As some of you know, I’ve been writing my upcoming book for coaches behind the scenes.
I’ve just finished an unedited chapter about my journey to prosperity as a coach. I thought you might enjoy it and find it useful for your own coaching practice.
I would love to hear your insights upon reading it.
With love and appreciation,
Coach and Author of Sweet Sharing – Rediscovering the REAL You
CHAPTER 58 – YOU DON’T NEED TO RUSH TO “CLOSE” A CLIENT
There is a seminal scene in the 1992 film Glengarry Glen Ross where Alex Baldwin’s character is telling salesmen that they are fired and they have one week to get their jobs back. They complain about the leads they have and he dishes out some hard-hitting sales advice including the acronym ABC which stands for Always Be Closing. He was encouraging the salesmen to do whatever it took to close the sales they were after. It was a pure numbers game.
I didn’t operate like Alec Baldwin in that movie nor had any desire to be like that but I felt excited when a prospective client signed up. Once they did I didn’t want to do anything to jeopardise the sale. I used to tread on proverbial eggshells until the money came into my account. I wish that my tentative approach only applied to coaching clients but if I was honest with myself I was quite tentative in many areas of my life with my mind racing to the worst outcome. For example, when I got a job offer, my mind would imagine them changing their mind and pulling the offer. Or if I got a date with a pretty girl, I would imagine her not turning up and saying she made a mistake.
I hadn’t yet seen in this instance that my thinking was pure just that.
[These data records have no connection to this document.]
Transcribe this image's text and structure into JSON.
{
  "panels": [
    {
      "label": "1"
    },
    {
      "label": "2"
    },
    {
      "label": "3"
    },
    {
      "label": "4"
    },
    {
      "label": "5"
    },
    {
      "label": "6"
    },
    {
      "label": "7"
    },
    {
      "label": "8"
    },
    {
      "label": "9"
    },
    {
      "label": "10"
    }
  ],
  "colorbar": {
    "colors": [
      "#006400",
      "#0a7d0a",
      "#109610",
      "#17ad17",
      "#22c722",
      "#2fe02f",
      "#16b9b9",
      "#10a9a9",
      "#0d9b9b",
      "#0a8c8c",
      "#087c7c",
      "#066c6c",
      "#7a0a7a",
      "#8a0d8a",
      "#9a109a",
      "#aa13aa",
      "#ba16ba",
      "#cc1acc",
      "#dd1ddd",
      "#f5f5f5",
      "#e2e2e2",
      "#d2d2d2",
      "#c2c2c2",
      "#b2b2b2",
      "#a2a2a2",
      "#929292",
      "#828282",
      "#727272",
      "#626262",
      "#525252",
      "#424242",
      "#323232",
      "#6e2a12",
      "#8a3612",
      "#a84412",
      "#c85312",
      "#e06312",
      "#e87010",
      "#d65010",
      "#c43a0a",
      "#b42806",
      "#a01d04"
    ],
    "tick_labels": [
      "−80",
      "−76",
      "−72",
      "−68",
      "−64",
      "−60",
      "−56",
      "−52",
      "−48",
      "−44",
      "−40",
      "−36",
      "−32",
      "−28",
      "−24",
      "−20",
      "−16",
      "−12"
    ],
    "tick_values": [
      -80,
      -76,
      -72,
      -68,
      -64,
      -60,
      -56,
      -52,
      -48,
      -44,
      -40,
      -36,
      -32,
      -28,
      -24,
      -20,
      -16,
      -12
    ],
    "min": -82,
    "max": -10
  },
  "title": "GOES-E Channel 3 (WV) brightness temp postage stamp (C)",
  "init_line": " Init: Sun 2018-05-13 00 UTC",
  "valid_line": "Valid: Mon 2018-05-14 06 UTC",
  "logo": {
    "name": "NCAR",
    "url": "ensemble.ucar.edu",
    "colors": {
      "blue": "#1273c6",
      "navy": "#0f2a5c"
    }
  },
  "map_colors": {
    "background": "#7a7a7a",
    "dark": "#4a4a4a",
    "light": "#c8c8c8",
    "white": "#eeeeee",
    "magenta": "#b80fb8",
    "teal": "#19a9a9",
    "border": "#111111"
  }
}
Thoughts – random and unconnected to reality. They weren’t a reflection of what was happening or a predictor of the future and so I didn’t need to tread carefully based on fearful thinking about what may never happen.
Steve Chandler told me about his coach, Steve Hardison who would hand people’s cheque back when they had paid him $150,000. He would want to clarify a few things before continuing such as the fact there were no refunds and if the client changed their mind, their fee would be donated to charity because he didn’t want to give them a financial incentive to quit. He had other requirements such as prioritising the sessions and not being late.
Steve encouraged me to slow down when a client was close to signing up with me. This wasn’t a moment to follow the ABC approach but instead, ensure that this was something they really wanted to do and understood what they were signing up to. This felt super edgy and uncomfortable at first but I saw just how logical it was.
If a client was not really fully committed to the coaching process, it wouldn’t result in the best outcome for them and it would be more difficult for me. It would always be better for me to know upfront if a client didn’t want to work with me as opposed to trying to close the sale and then dancing around the client until they paid. The paradox was as I started to slow down in my enrolment calls and especially towards the part of the conversations where the client wanted to sign up, the more keen the prospective clients were to sign up. There were a few who didn’t sign up but I realised they wouldn’t have signed up anyway. It became so much simpler and in hindsight, this applies to every area of my life. Whenever I am not imagining I will get certain feelings from a particular outcome, slowing down is a logical step. After all, this is a relationship game and not a numbers game.